“People always want to run when they don’t know what’s coming.”
It’s easy to glance at a poster and a title like The Zookeeper’s Wife – originally from the “inspired by a true story” novel from Diane Ackerman – and immediately categorize the picture as fluff. You expect weepy sentiments, cute animals, period piece drama. And while those are all components of the movie, they’re never marginalized or lacking in earned conviction and sincerity. The Zookeeper’s Wife is a tale of profound humanity that’s been left to lurk behind in the shadows of time, and it exemplifies why shining the light on previously unseen chapters in our history can potentially enrich and embolden us to be better, to do better, and to extend our love blindly.
On the cusp of World War II, the happily married Antonina (Jessica Chastain) and Jan Żabiński (Johan Heldenbergh) manage the Warsaw zoo in Poland. He’s a lauded zoologist and she’s an animal whisperer, a woman who has seen evil and clings to the innocence of those in their flock. It’s heaven on earth for them, like an ark that they’ve built and filled with creatures that they care for as if they were their own. Cubs sleep in the same bed as their son. Elephants and hippos are fed apples by hand. Then bombs land, the Germans invade, and their little piece of paradise is turned into hell. Rather than run for the hills, the Żabiński’s stand and defend their home, and in the process of doing so, risk life and limb to do what is objectively right. I personally don’t believe in the veracity of presumed miracles granting sainthood, but if there ever was a secular and documented case worthy of such consideration, the couple leading The Zookeeper’s Wife are more than deserving.

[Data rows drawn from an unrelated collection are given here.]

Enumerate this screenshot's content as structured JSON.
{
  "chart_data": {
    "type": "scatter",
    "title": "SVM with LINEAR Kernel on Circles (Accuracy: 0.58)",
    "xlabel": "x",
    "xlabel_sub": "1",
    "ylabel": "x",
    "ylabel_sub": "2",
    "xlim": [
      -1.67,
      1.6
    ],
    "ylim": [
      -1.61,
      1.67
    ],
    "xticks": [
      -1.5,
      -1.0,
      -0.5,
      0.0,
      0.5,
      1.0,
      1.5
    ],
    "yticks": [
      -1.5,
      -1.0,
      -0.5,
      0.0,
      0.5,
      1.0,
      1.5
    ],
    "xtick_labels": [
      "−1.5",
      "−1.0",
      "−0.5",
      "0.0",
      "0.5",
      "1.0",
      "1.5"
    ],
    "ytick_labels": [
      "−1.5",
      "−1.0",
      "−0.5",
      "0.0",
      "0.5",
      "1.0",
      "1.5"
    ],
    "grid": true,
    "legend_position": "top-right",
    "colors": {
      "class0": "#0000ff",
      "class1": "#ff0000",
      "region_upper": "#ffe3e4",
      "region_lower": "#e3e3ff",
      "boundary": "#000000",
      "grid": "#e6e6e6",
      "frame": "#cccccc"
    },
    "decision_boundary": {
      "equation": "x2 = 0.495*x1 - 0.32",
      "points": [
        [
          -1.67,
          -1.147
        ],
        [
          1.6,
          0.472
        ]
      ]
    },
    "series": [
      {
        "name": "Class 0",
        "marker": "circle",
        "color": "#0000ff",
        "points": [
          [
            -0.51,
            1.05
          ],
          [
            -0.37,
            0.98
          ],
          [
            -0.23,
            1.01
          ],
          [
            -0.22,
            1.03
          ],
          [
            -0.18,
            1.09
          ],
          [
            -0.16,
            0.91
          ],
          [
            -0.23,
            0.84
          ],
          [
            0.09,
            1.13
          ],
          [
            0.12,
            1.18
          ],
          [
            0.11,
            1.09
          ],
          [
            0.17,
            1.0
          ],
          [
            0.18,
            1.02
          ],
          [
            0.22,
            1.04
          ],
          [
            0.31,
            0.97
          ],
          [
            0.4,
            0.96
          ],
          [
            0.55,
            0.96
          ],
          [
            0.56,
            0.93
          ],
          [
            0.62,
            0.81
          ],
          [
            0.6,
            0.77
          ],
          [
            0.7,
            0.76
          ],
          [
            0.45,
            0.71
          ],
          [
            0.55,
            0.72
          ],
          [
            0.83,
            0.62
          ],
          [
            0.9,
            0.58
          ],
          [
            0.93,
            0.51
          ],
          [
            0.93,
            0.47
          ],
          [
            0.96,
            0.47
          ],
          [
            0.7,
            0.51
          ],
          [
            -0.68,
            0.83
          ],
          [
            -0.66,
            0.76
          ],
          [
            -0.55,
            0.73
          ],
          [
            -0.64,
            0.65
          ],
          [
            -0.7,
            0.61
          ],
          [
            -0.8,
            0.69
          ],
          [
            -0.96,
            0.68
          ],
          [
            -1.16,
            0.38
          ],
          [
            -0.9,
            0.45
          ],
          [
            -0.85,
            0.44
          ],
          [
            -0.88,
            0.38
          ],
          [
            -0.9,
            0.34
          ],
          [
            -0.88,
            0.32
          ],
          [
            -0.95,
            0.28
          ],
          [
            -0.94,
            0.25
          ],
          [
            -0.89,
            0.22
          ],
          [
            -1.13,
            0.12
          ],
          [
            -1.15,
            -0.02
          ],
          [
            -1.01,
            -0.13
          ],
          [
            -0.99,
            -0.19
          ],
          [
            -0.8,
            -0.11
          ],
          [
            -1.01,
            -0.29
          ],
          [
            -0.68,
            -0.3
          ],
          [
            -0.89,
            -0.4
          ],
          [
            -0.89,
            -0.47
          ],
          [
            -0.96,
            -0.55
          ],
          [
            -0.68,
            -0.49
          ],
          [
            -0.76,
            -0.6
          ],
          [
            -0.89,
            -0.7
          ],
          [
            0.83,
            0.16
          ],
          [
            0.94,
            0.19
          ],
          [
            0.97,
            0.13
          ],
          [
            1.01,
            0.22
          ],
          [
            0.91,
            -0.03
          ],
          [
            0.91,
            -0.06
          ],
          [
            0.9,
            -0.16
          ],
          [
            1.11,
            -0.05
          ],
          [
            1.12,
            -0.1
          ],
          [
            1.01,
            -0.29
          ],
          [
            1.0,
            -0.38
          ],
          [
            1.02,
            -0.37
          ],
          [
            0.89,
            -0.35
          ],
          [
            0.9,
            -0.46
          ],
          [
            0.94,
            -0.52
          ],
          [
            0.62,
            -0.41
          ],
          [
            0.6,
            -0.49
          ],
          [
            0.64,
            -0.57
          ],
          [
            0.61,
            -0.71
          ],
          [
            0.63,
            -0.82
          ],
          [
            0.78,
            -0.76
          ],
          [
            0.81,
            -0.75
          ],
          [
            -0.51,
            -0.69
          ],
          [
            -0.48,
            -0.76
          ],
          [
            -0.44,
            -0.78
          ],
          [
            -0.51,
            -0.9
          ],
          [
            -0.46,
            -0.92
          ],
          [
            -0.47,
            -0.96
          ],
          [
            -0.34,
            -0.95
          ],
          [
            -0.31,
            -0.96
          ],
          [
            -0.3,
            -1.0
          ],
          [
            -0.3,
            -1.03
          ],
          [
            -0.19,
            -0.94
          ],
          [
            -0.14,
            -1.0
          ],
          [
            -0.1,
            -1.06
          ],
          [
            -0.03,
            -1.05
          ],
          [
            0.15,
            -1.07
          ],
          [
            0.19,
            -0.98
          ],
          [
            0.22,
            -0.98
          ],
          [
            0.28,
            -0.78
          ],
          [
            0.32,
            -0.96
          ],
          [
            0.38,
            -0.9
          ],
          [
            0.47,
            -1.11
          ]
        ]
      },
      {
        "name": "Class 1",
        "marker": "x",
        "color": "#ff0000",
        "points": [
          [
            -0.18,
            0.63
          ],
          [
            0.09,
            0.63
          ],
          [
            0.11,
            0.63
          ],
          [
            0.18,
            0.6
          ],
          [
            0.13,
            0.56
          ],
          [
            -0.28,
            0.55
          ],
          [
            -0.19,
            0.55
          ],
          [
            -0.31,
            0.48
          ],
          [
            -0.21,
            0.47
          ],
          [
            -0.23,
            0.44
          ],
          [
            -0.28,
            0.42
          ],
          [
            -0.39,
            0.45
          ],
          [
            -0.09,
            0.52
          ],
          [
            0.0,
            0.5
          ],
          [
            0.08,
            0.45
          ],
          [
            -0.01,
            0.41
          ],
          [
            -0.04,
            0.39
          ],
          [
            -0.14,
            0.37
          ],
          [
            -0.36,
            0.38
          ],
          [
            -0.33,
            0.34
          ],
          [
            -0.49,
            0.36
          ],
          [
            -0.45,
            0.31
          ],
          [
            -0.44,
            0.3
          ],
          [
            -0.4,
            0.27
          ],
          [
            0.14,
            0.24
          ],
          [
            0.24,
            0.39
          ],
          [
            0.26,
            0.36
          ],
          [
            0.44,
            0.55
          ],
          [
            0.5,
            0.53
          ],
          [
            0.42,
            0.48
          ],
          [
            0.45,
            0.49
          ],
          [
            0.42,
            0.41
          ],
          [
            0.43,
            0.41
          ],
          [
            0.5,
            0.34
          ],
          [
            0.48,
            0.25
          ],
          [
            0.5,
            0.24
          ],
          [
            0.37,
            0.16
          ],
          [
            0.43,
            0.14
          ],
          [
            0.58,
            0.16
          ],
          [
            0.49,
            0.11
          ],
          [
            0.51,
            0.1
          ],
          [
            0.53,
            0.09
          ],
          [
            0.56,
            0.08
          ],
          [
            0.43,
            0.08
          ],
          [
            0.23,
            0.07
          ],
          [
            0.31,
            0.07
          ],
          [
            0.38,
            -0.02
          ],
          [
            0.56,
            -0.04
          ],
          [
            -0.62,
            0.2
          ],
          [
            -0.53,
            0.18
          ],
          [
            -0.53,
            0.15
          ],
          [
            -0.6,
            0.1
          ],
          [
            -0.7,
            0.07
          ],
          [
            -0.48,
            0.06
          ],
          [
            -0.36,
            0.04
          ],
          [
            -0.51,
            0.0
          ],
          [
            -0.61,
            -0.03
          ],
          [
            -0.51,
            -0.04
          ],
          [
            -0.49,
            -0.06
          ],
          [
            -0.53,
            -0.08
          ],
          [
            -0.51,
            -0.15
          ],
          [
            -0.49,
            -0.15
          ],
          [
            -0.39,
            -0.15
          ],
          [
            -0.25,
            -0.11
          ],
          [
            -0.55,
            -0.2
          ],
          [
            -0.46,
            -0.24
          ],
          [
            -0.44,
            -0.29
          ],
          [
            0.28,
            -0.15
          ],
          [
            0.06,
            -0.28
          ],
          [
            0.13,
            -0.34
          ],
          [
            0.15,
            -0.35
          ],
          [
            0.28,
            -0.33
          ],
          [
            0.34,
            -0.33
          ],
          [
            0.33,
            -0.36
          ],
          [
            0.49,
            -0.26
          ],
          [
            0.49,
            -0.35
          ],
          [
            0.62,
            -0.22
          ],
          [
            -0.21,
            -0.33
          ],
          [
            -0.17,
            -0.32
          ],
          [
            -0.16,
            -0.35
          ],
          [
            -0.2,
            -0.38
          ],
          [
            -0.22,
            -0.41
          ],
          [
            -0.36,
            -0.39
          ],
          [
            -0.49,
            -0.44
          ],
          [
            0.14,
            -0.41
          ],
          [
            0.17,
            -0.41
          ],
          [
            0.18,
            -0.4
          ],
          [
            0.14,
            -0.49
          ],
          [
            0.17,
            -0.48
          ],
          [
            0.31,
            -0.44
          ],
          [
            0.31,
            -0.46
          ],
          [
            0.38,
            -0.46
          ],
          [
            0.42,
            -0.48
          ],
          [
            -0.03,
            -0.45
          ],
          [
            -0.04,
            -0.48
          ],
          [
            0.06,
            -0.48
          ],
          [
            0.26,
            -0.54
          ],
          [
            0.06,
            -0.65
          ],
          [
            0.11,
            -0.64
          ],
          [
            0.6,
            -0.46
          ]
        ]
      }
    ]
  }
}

The overwhelming empathy exuded by Antonina and Jan defies any sort of sanctimony; these are two fully-realized people who know how to be loved and are always more than capable of reciprocating those feelings tenfold over to strangers. Standing in their way is Lutz Heck (Daniel Brühl), Hitler’s chief zoologist and a tremendously written bad guy to challenge our protagonists. Lutz barges into their home at his own convenience, believes he’s smarter than Jan, and makes forceful advances on Antonina. He is tied to the vile Nazi movement but also has a likability to him due to the fact that, despite his maliciousness, he shares an affinity for animals. In the hands of the ridiculously talented Brühl, Lutz becomes everything a villain should be: sympathetic, weak, but not damaged beyond repair.
Niki Caro’s film has its fair share of blemishes: it’s a bit overlong, tends to jump to major conclusions without evidence, and occasionally overdresses its inhumane circumstances so much so that the sting is more that of a pin prick than a dagger. Regardless, The Zookeeper’s Wife is intimate and invested, like a school teacher waiting for solace and silence before dispensing a worthwhile statement to their students. The picture flourishes when the commotion settles. In its best and most emotionally driven scene, Jessica Chastain – maybe the best actress of her generation – exercises her calm nature on a young stowaway named Urszula (Shira Hass, an undeniable talent) after she’s been visibly raped and beaten. Urszula trembles in the corner, still shaken and weary of contact or comfort. Antonina sits beside her, cradling a rabbit, recalling her past and saying, “Maybe that’s why I love animals so much…you look in their eyes and know exactly what’s in their hearts.” In that moment, Chastain evokes the kind of personal connection I’ve only ever witnessed in a retirement home when service dogs came to visit the elders, allowing them to feel needed and nurturing. The Zookeeper’s Wife is a necessary film for the now. One about a worthwhile life that exists outside the borders of hate or intolerance. It might be imperfect, but I will forever defend a movie that justifies the purpose and the righteous quest for goodness and requited loved.
“My heart is no different than yours.”